Cassazione penale, sez. IV, sentenza 09/03/2017 n° 11423
Il furto lieve per bisogno è configurabile nei casi in cui la cosa sottratta sia di tenue valore e sia effettivamente destinata a soddisfare un grave ed urgente bisogno; ne consegue che, per far degradare l’imputazione da furto comune a furto lieve, non è sufficiente la sussistenza di un generico stato di bisogno o di miseria del colpevole, occorrendo, invece, una situazione di grave ed indilazionabile bisogno alla quale non possa provvedersi se non sottraendo la cosa.
Nel solco della precedente giurisprudenza, con la sentenza in epigrafe i Giudici di Piazza Cavour confermano l’orientamento secondo il quale ai fini della configurabilità del c.d. furto lieve per bisogno, di cui all’art 626, n. 2, c.p., è necessario, non solo, che la cosa sottratta abbia tenue valore, ma che sussista l’esigenza di soddisfare un bisogno primario al quale il soggetto agente non possa altrimenti provvedere se non attraverso la sottrazione della res.
Al contrario, come precisato dalla Corte, non rileva che il versare in un generico stato di bisogno o di miseria, dovendo la gravità e l’urgenza del bisogno derivare da una seria esigenza non più procrastinabile.
L’occasione è gradita per soffermarsi sulla fattispecie di cui all’art. 626, n. 2, c.p., la quale connota il cd. furto lieve per bisogno di elementi che lo contraddistinguono dal furto comune di cui all’art. 624 c.p. Più in particolare, se dal punto di vista dell’elemento oggettivo occorre che la cosa sottratta sia di tenue valore, quanto all’elemento soggettivo è necessario che l’agente miri a soddisfare un bisogno “grave ed urgente”.
Posto che quest’ultimo può riguardare tanto la persona dell’agente quanto altre persone – il dato testuale dell’art. 626, n. 2, c.p. non utilizza l’aggettivo “proprio” ma parla genericamente di bisogno – è sulla definizione di “bisogno” nonché sugli attributi normativamente richiesti che si è focalizzata l’attenzione della giurisprudenza. Sul punto, pacifica la qualificazione di bisogno come di un’esigenza che, se non soddisfatta, può determinare un danno o un pericolo per la persona o per le cose possedute, si ritiene che per “gravità” ed “urgenza” siano da intendersi, rispettivamente, il notevole pericolo che deriverebbe dalla mancata soddisfazione del bisogno e l’impossibilità di differirne il soddisfacimento senza che ciò provochi un danno.
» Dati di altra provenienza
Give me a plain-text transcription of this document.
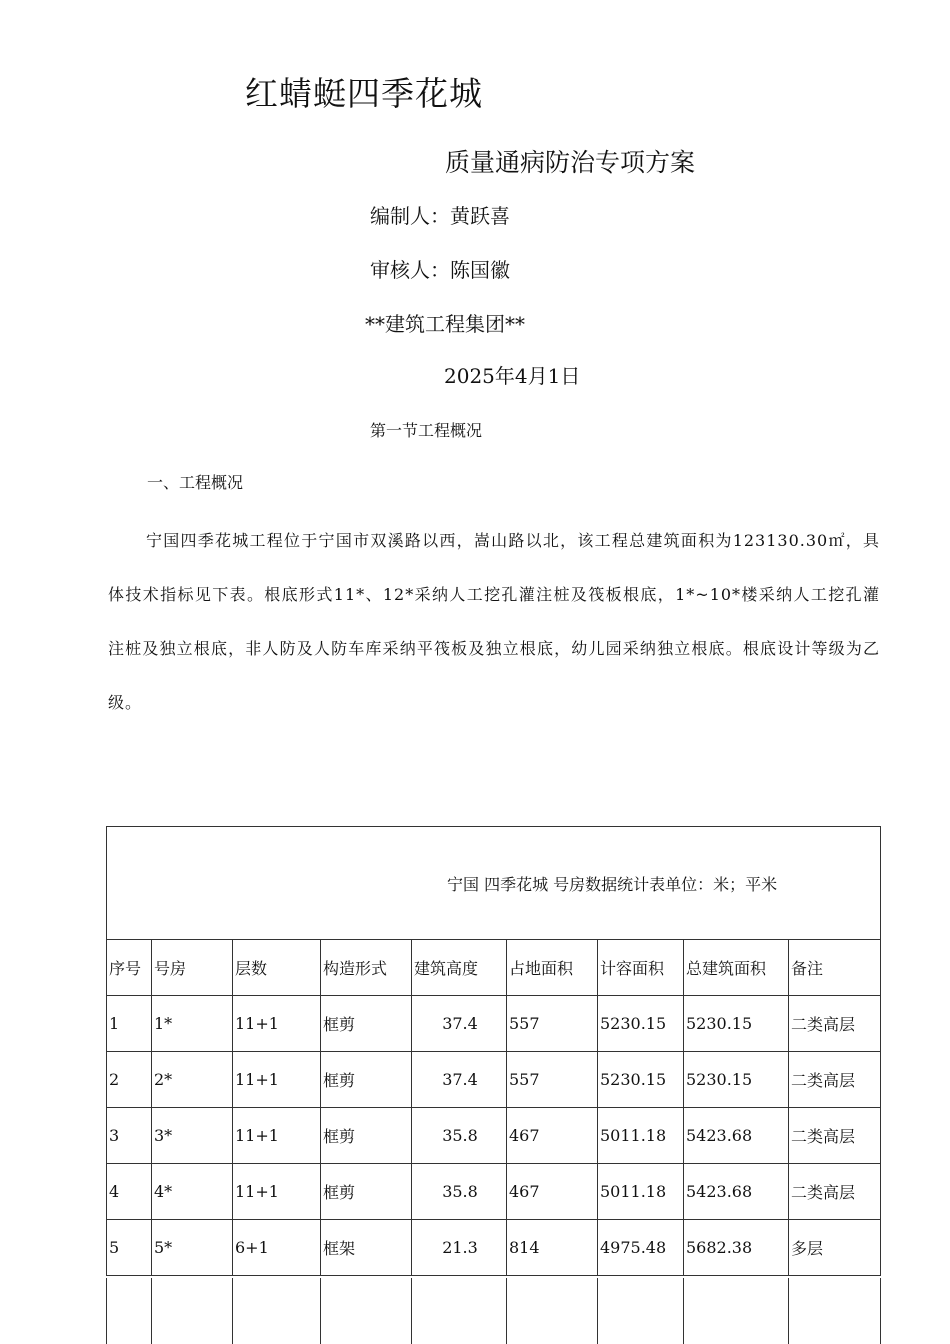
红蜻蜓四季花城
质量通病防治专项方案
编制人：黄跃喜
审核人：陈国徽
**建筑工程集团**
2025年4月1日
第一节工程概况
一、工程概况

宁国四季花城工程位于宁国市双溪路以西，嵩山路以北，该工程总建筑面积为123130.30㎡，具体技术指标见下表。根底形式11*、12*采纳人工挖孔灌注桩及筏板根底，1*~10*楼采纳人工挖孔灌注桩及独立根底，非人防及人防车库采纳平筏板及独立根底，幼儿园采纳独立根底。根底设计等级为乙级。

宁国 四季花城 号房数据统计表单位：米；平米								
序号	号房	层数	构造形式	建筑高度	占地面积	计容面积	总建筑面积	备注
1	1*	11+1	框剪	37.4	557	5230.15	5230.15	二类高层
2	2*	11+1	框剪	37.4	557	5230.15	5230.15	二类高层
3	3*	11+1	框剪	35.8	467	5011.18	5423.68	二类高层
4	4*	11+1	框剪	35.8	467	5011.18	5423.68	二类高层
5	5*	6+1	框架	21.3	814	4975.48	5682.38	多层
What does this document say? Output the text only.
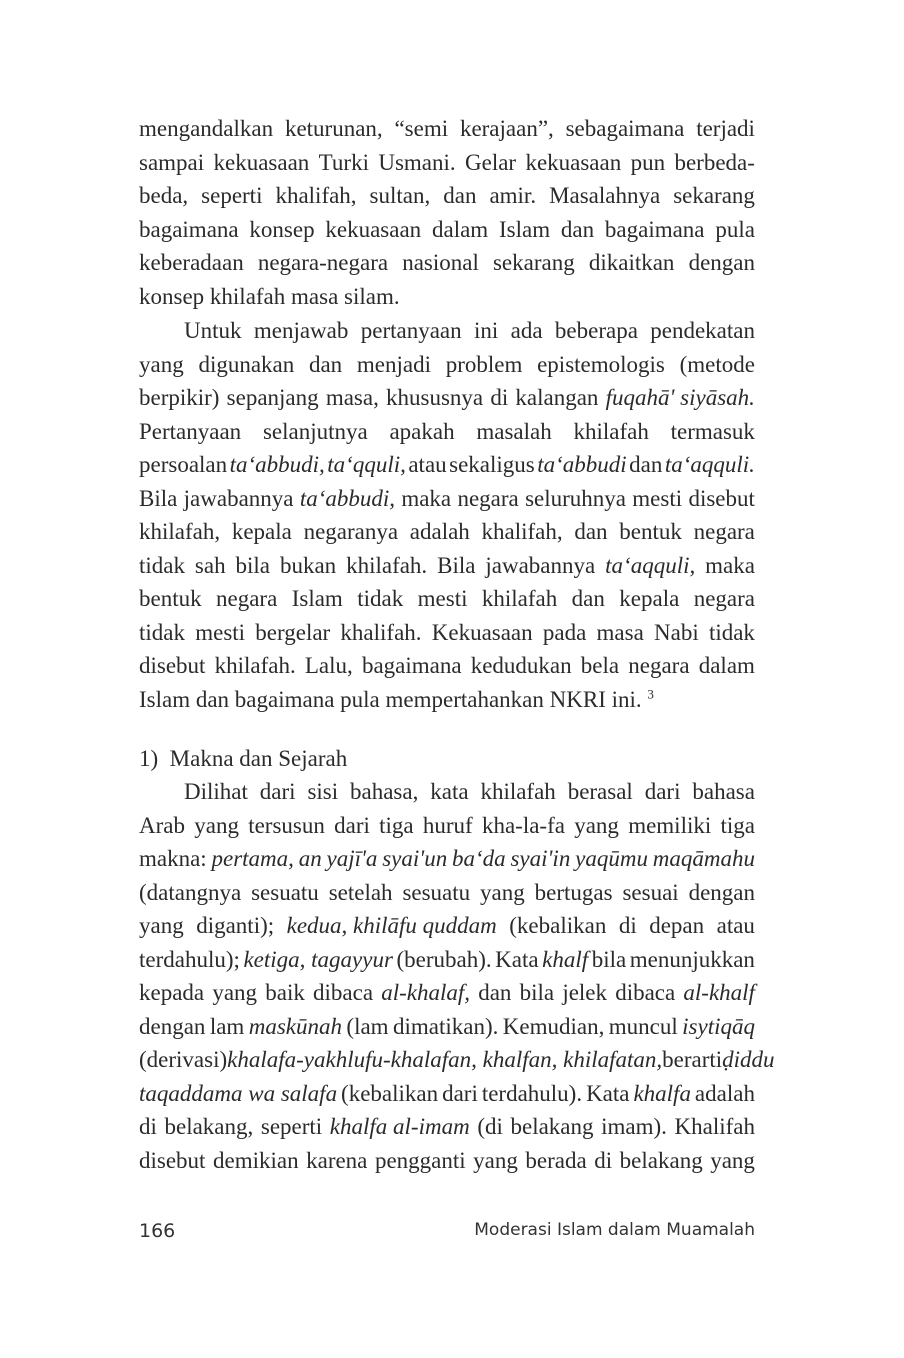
mengandalkan keturunan, “semi kerajaan”, sebagaimana terjadi
sampai kekuasaan Turki Usmani. Gelar kekuasaan pun berbeda-
beda, seperti khalifah, sultan, dan amir. Masalahnya sekarang
bagaimana konsep kekuasaan dalam Islam dan bagaimana pula
keberadaan negara-negara nasional sekarang dikaitkan dengan
konsep khilafah masa silam.
Untuk menjawab pertanyaan ini ada beberapa pendekatan
yang digunakan dan menjadi problem epistemologis (metode
berpikir) sepanjang masa, khususnya di kalangan fuqahā' siyāsah.
Pertanyaan selanjutnya apakah masalah khilafah termasuk
persoalan ta‘abbudi, ta‘qquli, atau sekaligus ta‘abbudi dan ta‘aqquli.
Bila jawabannya ta‘abbudi, maka negara seluruhnya mesti disebut
khilafah, kepala negaranya adalah khalifah, dan bentuk negara
tidak sah bila bukan khilafah. Bila jawabannya ta‘aqquli, maka
bentuk negara Islam tidak mesti khilafah dan kepala negara
tidak mesti bergelar khalifah. Kekuasaan pada masa Nabi tidak
disebut khilafah. Lalu, bagaimana kedudukan bela negara dalam
Islam dan bagaimana pula mempertahankan NKRI ini. $^3$
1)  Makna dan Sejarah
Dilihat dari sisi bahasa, kata khilafah berasal dari bahasa
Arab yang tersusun dari tiga huruf kha-la-fa yang memiliki tiga
makna: pertama, an yajī'a syai'un ba‘da syai'in yaqūmu maqāmahu
(datangnya sesuatu setelah sesuatu yang bertugas sesuai dengan
yang diganti); kedua, khilāfu quddam (kebalikan di depan atau
terdahulu); ketiga, tagayyur (berubah). Kata khalf bila menunjukkan
kepada yang baik dibaca al-khalaf, dan bila jelek dibaca al-khalf
dengan lam maskūnah (lam dimatikan). Kemudian, muncul isytiqāq
(derivasi) khalafa-yakhlufu-khalafan, khalfan, khilafatan, berarti ḍiddu
taqaddama wa salafa (kebalikan dari terdahulu). Kata khalfa adalah
di belakang, seperti khalfa al-imam (di belakang imam). Khalifah
disebut demikian karena pengganti yang berada di belakang yang
166	Moderasi Islam dalam Muamalah
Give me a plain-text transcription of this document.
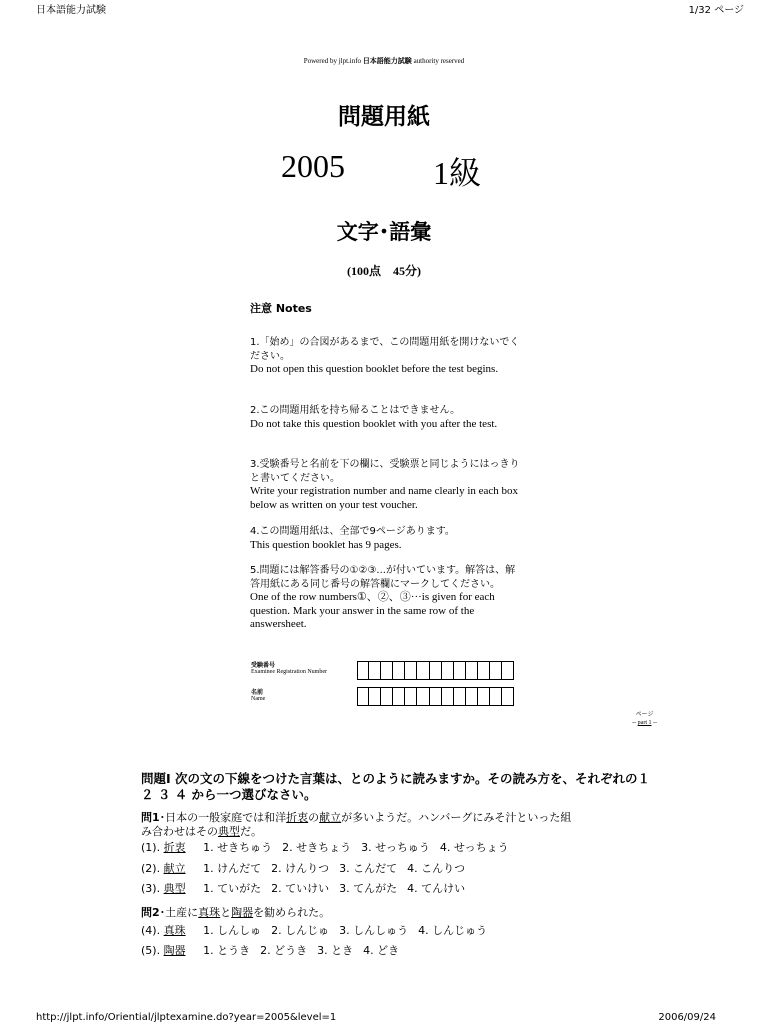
日本語能力試験	1/32 ページ
Powered by jlpt.info 日本語能力試験 authority reserved
問題用紙
2005	1級
文字･語彙
(100点　45分)
注意 Notes
1.「始め」の合図があるまで、この問題用紙を開けないでください。
Do not open this question booklet before the test begins.
2.この問題用紙を持ち帰ることはできません。
Do not take this question booklet with you after the test.
3.受験番号と名前を下の欄に、受験票と同じようにはっきりと書いてください。
Write your registration number and name clearly in each box below as written on your test voucher.
4.この問題用紙は、全部で9ページあります。
This question booklet has 9 pages.
5.問題には解答番号の①②③...が付いています。解答は、解答用紙にある同じ番号の解答欄にマークしてください。
One of the row numbers①、②、③···is given for each question. Mark your answer in the same row of the answersheet.
受験番号
Examinee Registration Number
名前
Name
ページ
-- part 1 --
問題Ⅰ 次の文の下線をつけた言葉は、とのように読みますか。その読み方を、それぞれの１ ２ ３ ４ から一つ選びなさい。
問1･日本の一般家庭では和洋折衷の献立が多いようだ。ハンバーグにみそ汁といった組
み合わせはその典型だ。
(1). 折衷 1. せきちゅう 2. せきちょう 3. せっちゅう 4. せっちょう
(2). 献立 1. けんだて 2. けんりつ 3. こんだて 4. こんりつ
(3). 典型 1. ていがた 2. ていけい 3. てんがた 4. てんけい
問2･土産に真珠と陶器を勧められた。
(4). 真珠 1. しんしゅ 2. しんじゅ 3. しんしゅう 4. しんじゅう
(5). 陶器 1. とうき 2. どうき 3. とき 4. どき
http://jlpt.info/Oriential/jlptexamine.do?year=2005&level=1	2006/09/24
L’analisi dei caratteri peculiari della fattispecie in esame conduce, inoltre, a delimitarne l’ambito di operatività rispetto alla differente ipotesi normativa dello stato di necessità, di cui all’art. 54 c.p. Al riguardo, sarà sufficiente osservare che, mentre la configurabilità della causa di giustificazione in parola postula che il pericolo non sia stato volontariamente causato dal soggetto agente, il furto per grave e urgente bisogno prescinde da tale condizione. Non solo. La norma di cui all’art. 54 c.p., prescrive, con riferimento all’azione lesiva, che essa sia necessaria e che il pericolo non sia altrimenti evitabile. Nella cornice testuale dell’art. 626, n. 2, invece, il riferimento alla assoluta necessarietà della condotta illecità è del tutto assente.
Sulla base delle suddette coordinate codicistiche ed ermenutiche, la Cassazione, nel caso di specie, ha confermato la sentenza di condanna pronunciata nei confronti del ricorrente nei precedenti gradi di giudizio, sul rilievo che la sottrazione di un genere alimentare – due confezioni di bresaola – all’interno di un supermercato non fosse riconducibile ad una situazione di grave ed indifferibile bisogno dell’imputato, tale da giustificare la degradazione dell’imputazione da furto comune a furto lieve. Ciò essendosi il ricorrente limitato ad indicare nella sua doglianza elementi presuntivi di per sé insufficienti a connotare i requisiti della fattispecie invocata, quella del furto lieve per bisogno, quali la natura del bene appreso nonchè il suo versare in difficoltà economica, da desumersi dall’ammissione al gratuito patrocinio.